[erlang-patches] erlang node crashes in erts_gc_after_bif_call

adam chan 114999420@REDACTED
Fri Oct 19 10:42:51 CEST 2012


Hi!


I don't think the crypto NIF library was reloaded, though the mysql client(Author: Magnus Ahltorp <ahltorp@REDACTED>) in my project does use crypto library. 


When I upgrade a big data file(600K) which only includes thousands of lines like:
     get(xxx) -> #record{a = xx, b = xx};
, the crash happens.  I guess this data file has no relationship with crypto NIF library?  


Especially, while I execute 
     c:l(data_file_name)
repeatedly and quickly in the screen shell, the crash shows up frequently. 

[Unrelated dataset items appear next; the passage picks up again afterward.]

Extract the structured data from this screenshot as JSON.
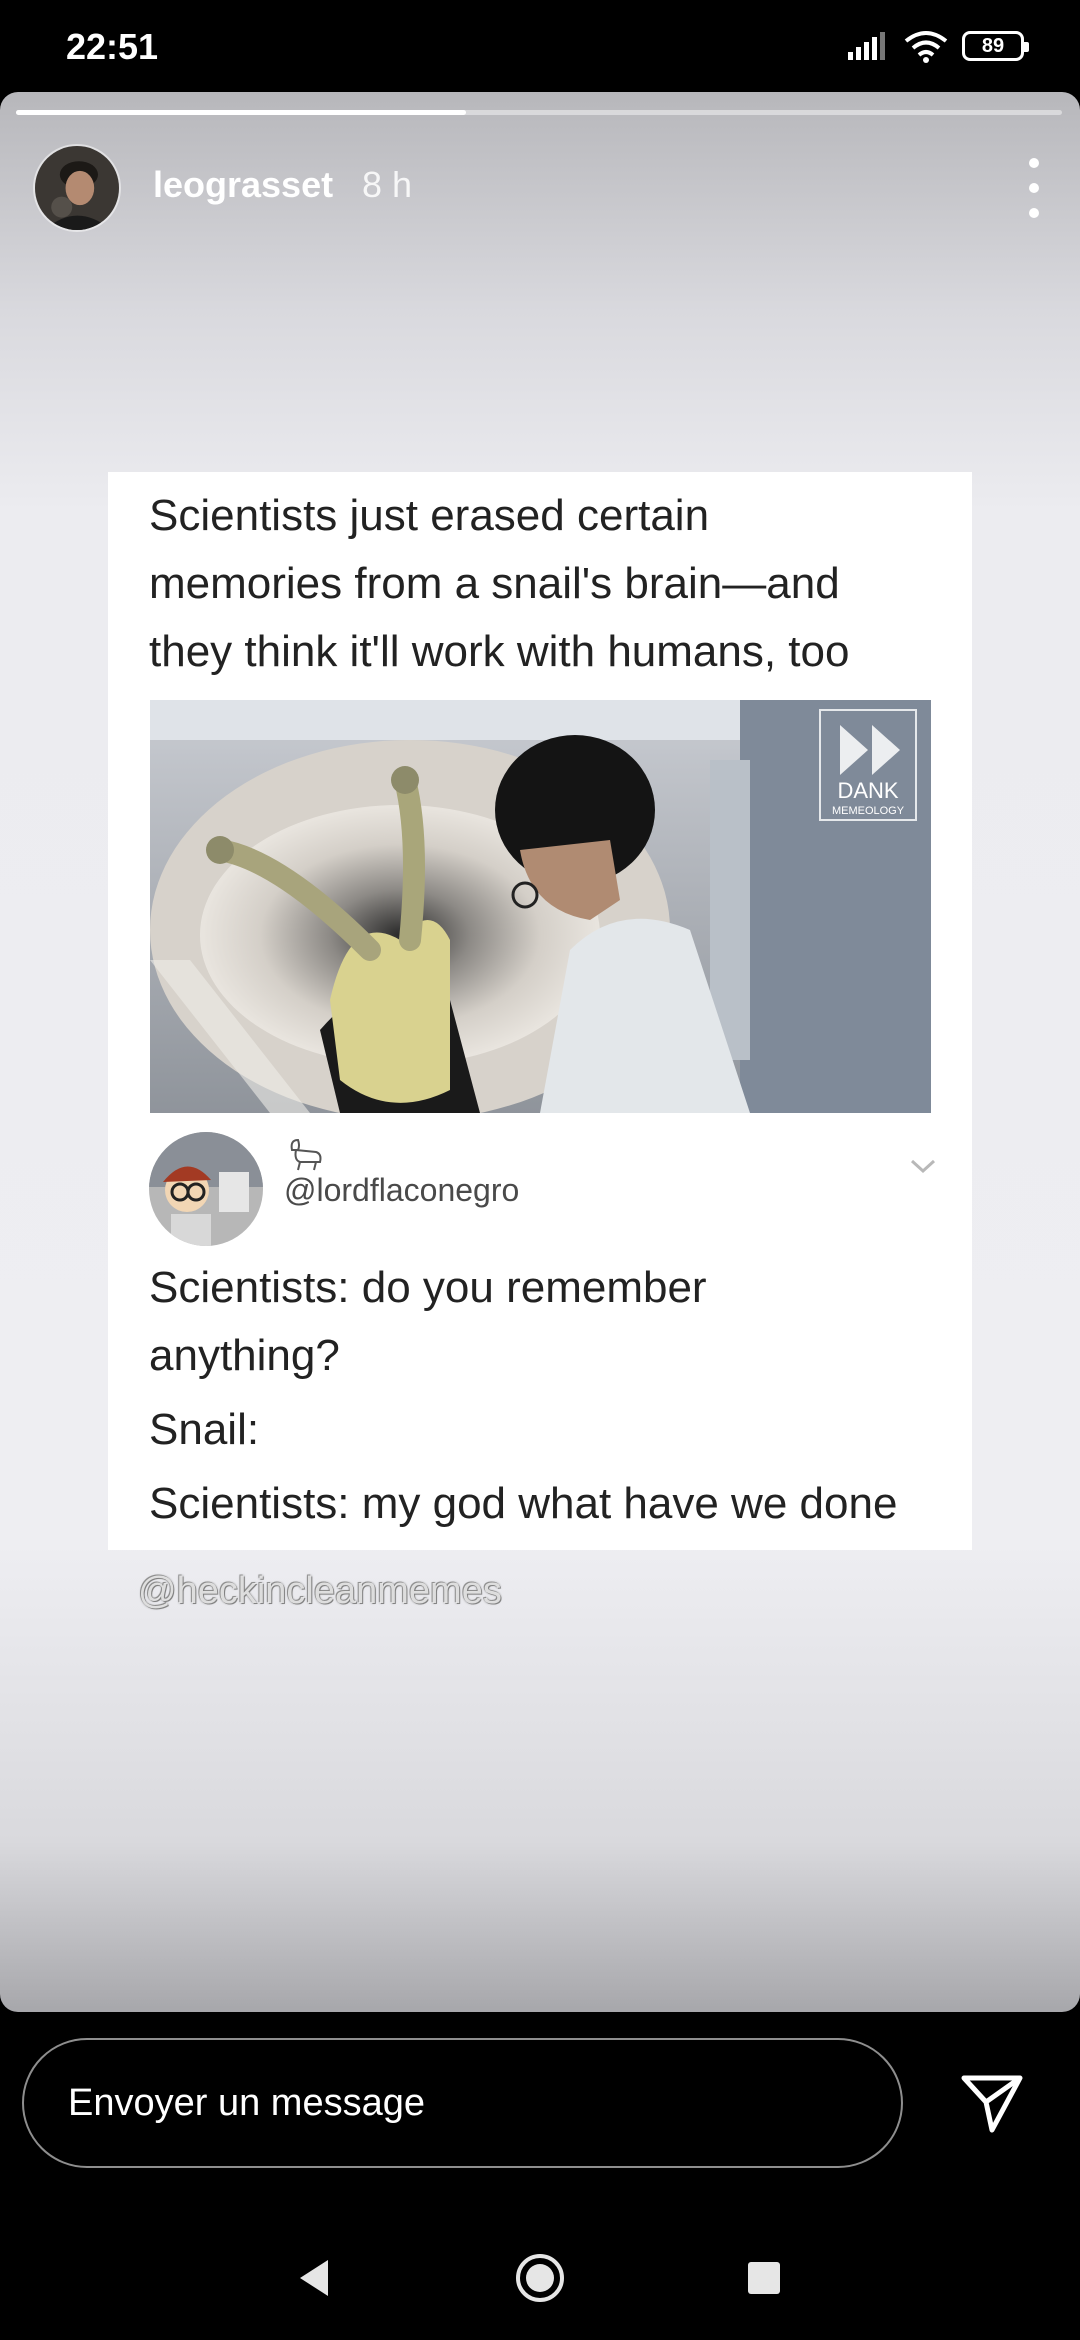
{
  "status_bar": {
    "time": "22:51",
    "battery": "89",
    "icons": [
      "signal-icon",
      "wifi-icon",
      "battery-icon"
    ]
  },
  "story": {
    "progress": 0.43,
    "user": {
      "username": "leograsset",
      "timestamp": "8 h",
      "avatar_icon": "avatar"
    },
    "meme": {
      "headline_lines": [
        "Scientists just erased certain",
        "memories from a snail's brain—and",
        "they think it'll work with humans, too"
      ],
      "photo_logo_lines": [
        "DANK",
        "MEMEOLOGY"
      ],
      "tweet": {
        "handle": "@lordflaconegro",
        "lines": [
          "Scientists: do you remember",
          "anything?",
          "Snail:",
          "Scientists: my god what have we done"
        ]
      }
    },
    "watermark": "@heckincleanmemes"
  },
  "reply": {
    "placeholder": "Envoyer un message"
  },
  "colors": {
    "background": "#000000",
    "text_light": "#ffffff",
    "meme_text": "#222222"
  }
}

Yesterday,  I found that the stack memory size of my application has not been set, which means, it was running on the linux default stack size (10M).  After I set the stack size to 500M using ‘ulimit -s ’ command, and split the big  data file into small sub files, the situation becomes better. Maybe the small stack size is the criminal, but I am not sure.   : (


After all, is there any way to detect whether the crypto NIF library is reloaded or not? 
I've found a discussion about "fix native code crash when calling unloaded module with on_load function":
     http://erlang.2086793.n4.nabble.com/fix-native-code-crash-when-calling-unloaded-module-with-on-load-function-td2273502.html
And I did have a suspicion on crypto module before, since the crypto module has an on_load attribute.


Cheers,
[Adam Chan]




------------------ Original ------------------
From:  "Patrik Nyblom"<pan@REDACTED>;
Date:  Thu, Oct 18, 2012 08:08 PM
To:  "erlang-patches"<erlang-patches@REDACTED>; 

Subject:  Re: [erlang-patches] erlang node crashes in erts_gc_after_bif_call



Hi!

Is the crypto NIF library reloaded during upgrade? That causes havoc 
unfortunately, due to the behaviour of the OpenSSL crypto memory 
allocation callbacks. We're working on that one.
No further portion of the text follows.